I can verify this as I was the super sickly kid at high school. When winter arrived, so did the illness period for me. Then I started practising some martial arts in university and my immune system got pretty strong. Hardly had any critical illnesses since then.
When I have a cold (sneezing, coughing), I go running anyway (like I do almost every day) and I feel much better for the rest of the day; most of the symptoms disappear, even when running in winter :)
Cleaning your hands when you get back home after having been outdoors - a very basic hygiene measure - does a WHOLE LOT more, I would say. Interestingly, in contrast to the article, the direct effect of a session of physical activity is a short suppression of the immuno system that leaves you temporarily more sensitive to the rhinovirus, should you be carrying it at the time.
I climb rocks, and a few times I've had days where, for no reason I could explain, I have performed far above my normal abilities (1). Big days, where I've sent routes that were way above my head. Routes that I couldn't pull individual moves on when I came back to them a week later.
Then the next day I would be clobbered by a cold so violent that I'd be bedridden for an entire day.
I chalk it up to the body knowing that a cold is on the way and storing up all the immunities, defences, and reserve energy that it will need to fight it. If you time it right, you can steal all that stuff and channel it into one day of hard climbing. Of course then when the cold does come, the body has nothing to fight it with so you get crushed.
Considering how good it feels to be that on form, even just for a single session, I think it's actually worth it.

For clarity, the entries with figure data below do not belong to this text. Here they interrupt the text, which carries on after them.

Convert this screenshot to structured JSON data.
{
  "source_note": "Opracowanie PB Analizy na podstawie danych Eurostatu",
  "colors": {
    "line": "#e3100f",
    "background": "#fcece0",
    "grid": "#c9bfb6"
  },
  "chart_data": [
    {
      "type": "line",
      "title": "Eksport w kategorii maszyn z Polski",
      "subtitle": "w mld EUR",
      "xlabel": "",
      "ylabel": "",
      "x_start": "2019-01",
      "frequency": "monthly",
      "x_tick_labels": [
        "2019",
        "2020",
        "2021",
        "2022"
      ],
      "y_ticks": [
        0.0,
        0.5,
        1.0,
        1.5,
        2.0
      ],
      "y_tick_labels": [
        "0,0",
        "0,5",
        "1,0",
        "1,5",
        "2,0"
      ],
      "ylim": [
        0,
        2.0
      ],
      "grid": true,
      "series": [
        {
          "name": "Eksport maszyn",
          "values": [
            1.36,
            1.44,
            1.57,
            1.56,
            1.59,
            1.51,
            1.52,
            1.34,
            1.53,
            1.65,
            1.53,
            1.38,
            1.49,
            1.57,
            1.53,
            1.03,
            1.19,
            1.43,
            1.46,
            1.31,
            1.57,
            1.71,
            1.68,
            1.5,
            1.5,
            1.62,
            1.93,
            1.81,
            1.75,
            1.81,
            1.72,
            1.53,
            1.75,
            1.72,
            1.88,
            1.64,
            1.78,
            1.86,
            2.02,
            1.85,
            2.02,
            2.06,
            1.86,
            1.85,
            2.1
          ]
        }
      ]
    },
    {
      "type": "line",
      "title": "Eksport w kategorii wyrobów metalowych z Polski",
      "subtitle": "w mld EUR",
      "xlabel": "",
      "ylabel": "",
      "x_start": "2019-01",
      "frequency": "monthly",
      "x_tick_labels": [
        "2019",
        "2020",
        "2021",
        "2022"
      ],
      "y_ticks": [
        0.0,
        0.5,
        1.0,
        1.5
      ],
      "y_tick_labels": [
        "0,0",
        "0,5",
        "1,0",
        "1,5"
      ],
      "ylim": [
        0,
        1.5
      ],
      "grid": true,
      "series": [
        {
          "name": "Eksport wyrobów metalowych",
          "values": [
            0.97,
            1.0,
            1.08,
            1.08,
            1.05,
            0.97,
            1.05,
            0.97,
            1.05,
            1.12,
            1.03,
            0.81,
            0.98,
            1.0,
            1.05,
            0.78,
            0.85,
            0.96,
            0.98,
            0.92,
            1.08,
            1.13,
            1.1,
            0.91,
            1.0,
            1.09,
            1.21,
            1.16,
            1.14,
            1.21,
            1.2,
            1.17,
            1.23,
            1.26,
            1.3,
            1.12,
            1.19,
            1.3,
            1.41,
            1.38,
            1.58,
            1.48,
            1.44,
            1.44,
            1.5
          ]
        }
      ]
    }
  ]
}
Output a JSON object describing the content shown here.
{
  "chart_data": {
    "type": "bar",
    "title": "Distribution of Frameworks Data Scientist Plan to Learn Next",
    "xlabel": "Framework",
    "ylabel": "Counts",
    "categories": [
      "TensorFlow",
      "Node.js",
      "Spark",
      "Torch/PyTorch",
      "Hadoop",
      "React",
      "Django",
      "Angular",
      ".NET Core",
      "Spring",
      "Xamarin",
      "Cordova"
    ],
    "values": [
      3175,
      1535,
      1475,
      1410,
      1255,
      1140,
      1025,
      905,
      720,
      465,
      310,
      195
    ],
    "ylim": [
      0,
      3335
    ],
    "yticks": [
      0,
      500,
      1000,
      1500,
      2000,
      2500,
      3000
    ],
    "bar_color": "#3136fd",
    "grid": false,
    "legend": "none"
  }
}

(1) If you climb, you'll know that it's a very measurable sport. If you can boulder a certain grade, you can get on a given problem and have a reasonable expectation of being able to work it out. Or alternatively, you can know for a fact that you could train on this one particular problem for an entire year and never top out. So when you're having a day like the one I describe above, it's the equivalent of showing up at the gym one day and finding you can suddenly bench press 50 pounds more than yesterday.